La tesi della società ricorrente è che i lavoratori dipendenti (dopo le recenti modifiche, anche quelli di aziende private) non potrebbero cedere una parte della loro retribuzione alle associazioni sindacali a titolo di quote associative, perchè la cessione sarebbe consentita solo in favore degli istituti di credito indicati negli artt. 15 e 53 del D.Lgs. su richiamato.
La tesi fa dire alla legge qualcosa in più e di diverso da ciò che essa stabilisce effettivamente.
Infatti, la limitazione concernente gli istituti di credito riguarda solo le cessioni di credito retributivo collegate alla erogazione di prestiti (cfr. il combinato disposto degli artt. 5, 15 e 53 del T.U.).

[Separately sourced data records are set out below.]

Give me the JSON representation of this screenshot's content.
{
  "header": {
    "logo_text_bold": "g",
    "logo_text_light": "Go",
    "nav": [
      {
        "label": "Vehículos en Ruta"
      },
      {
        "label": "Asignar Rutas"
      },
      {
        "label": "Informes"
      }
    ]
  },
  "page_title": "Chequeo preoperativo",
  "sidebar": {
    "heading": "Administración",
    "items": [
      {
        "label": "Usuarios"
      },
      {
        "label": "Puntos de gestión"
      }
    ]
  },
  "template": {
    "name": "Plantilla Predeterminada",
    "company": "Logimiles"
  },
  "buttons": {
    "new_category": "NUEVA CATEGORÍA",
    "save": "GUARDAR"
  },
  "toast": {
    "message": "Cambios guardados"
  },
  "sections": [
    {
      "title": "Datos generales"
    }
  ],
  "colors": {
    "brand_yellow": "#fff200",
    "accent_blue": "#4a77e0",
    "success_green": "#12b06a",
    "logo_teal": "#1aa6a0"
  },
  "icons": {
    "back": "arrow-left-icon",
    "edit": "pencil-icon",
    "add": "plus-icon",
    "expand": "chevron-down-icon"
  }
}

Sono perfettamente comprensibili le ragioni di tale scelta legislativa, volta a garantire che il soggetto erogatore del prestito e correlativamente beneficiario della cessione di quote della retribuzione per la restituzione del capitale maggiorato degli interessi, presenti caratteristiche tali da assicurarne serietà ed affidabilità e che il lavoratore sia tutelato contro prestiti erogati da soggetti che non offrano adeguate garanzie.

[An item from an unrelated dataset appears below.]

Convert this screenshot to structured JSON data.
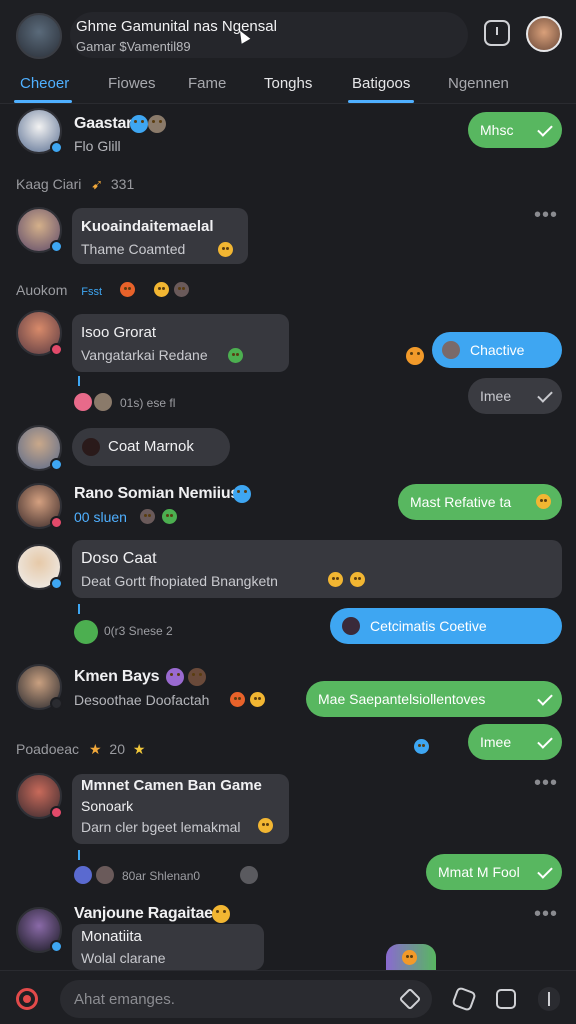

Al contrario, l’art. 52 riguarda tutte le cessioni del credito del lavoratori dipendenti, anche quelle non collegate alla erogazione di un prestito. La norma prevede una serie di condizioni e restrizioni, ma non contiene limitazioni del novero dei cessionari. Queste ultime, specifiche limitazioni sono circoscritte alle sole cessioni in qualsiasi modo collegate a concessioni di prestiti e riguardano soggetti che, al tempo stesso, sono erogatori di credito e cessionari. Tali specifiche limitazioni non riguardano cessioni del tutto slegate dalla concessione di crediti, come sono quelle in favore delle associazioni sindacali per il pagamento delle quote associative.
Sarebbe stato molto strano, del resto, che il legislatore, al fine di garantire il lavoratore cedente, gli impedisse di destinare una parte (in genere molto contenuta, e comunque soggetta ai limiti incisivi fissati dall’art. 52) della sua retribuzione al sindacato cui aderisce, cosi trasformando una legislazione antiusura volta a tutelare il lavoratore, in una forma di restrizione irragionevole della sua autonomia e della sua libertà sindacale.

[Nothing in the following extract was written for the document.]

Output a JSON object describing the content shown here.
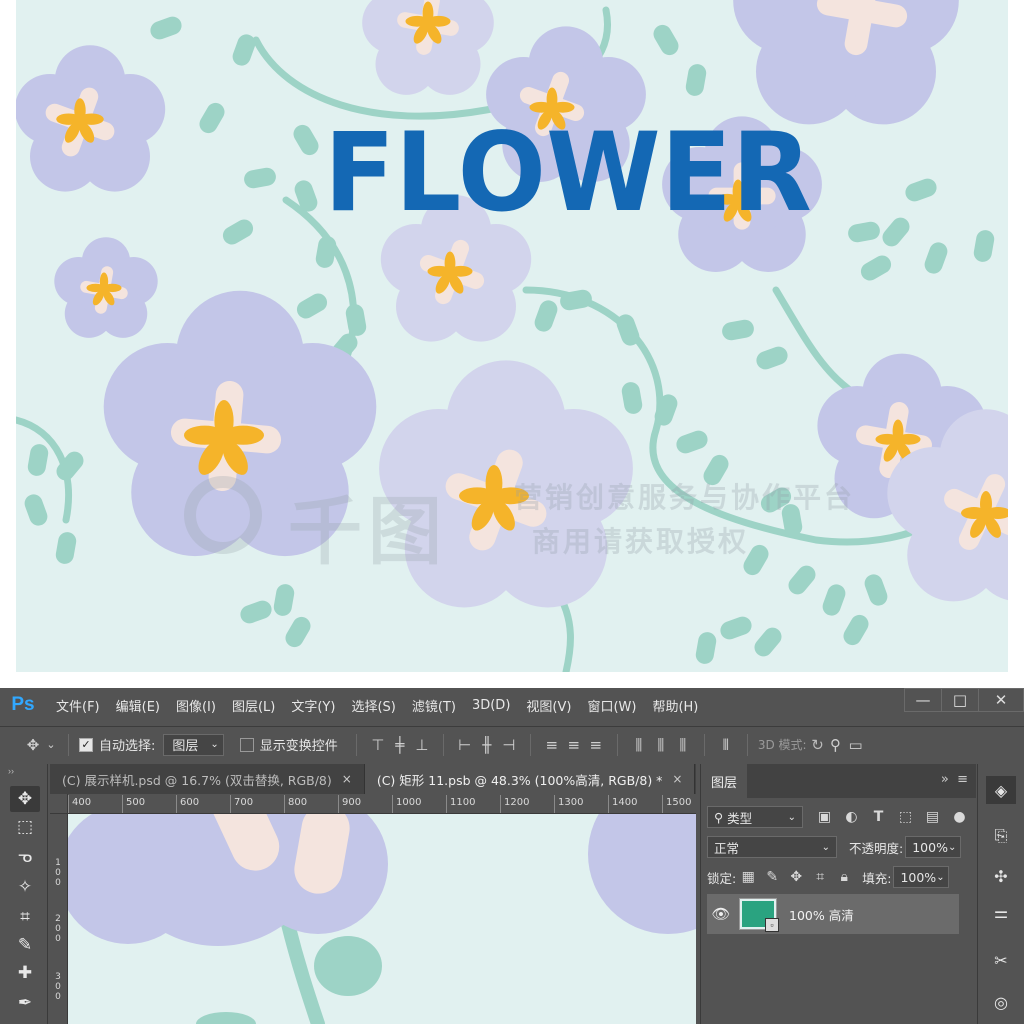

Il legislatore non ha previsto questo, ma ha introdotto limitazioni calibrate in funzione degli interessi da tutelare e differenziate in relazione alla diversità delle situazioni, fissando limiti per tutte le cessioni e prevedendo limiti specifici per le cessioni in qualsiasi modo connesse alla erogazione di un prestito.
L’interprete non può estendere queste limitazioni oltre l’ambito segnato dalla lettera e dalla finalità dell’intervento legislativo.
Si è infatti ritenuto sulla questione (Cass. n. 2314 del 17/02/2012) che "In tema di riscossione di quote associative sindacali dei dipendenti pubblici e privati a mezzo di trattenuta ad opera del datore di lavoro, il D.P.R. 5 gennaio 1950, n. 180, art. 52, come modificato dal D.L. 14 marzo 2005, n. 35, art. 13-bis, convertito dalla L. 14 maggio 2005, n. 80, nel disciplinare tutte le cessioni di credito da parte dei lavoratori dipendenti, non prevede limitazioni al novero dei cessionari, in ciò differenziandosi da quanto stabilito dall’art. 5, del medesimo D.P.R., per le sole ipotesi di cessioni collegate all’erogazione di prestiti. Ne consegue che è legittima la suddetta trattenuta del datore di lavoro, attuativa della cessione del credito in favore delle associazioni sindacali, atteso, altresì, che una differente interpretazione sarebbe incoerente con la finalità legislativa antiusura posta a garanzia del lavoratore che, altrimenti, subirebbe un’irragionevole restrizione della sua autonomia e libertà sindacale".
34. Il ricorso, pertanto, non è fondato e deve essere respinto.
Le spese seguono la soccombenza.
P.Q.M.
La Corte rigetta il ricorso e condanna il ricorrente al pagamento delle spese liquidate in euro per esborsi e tremila per onorari, oltre spese generali, Iva e CPA. Così deciso in Roma, il 7 giugno 2012.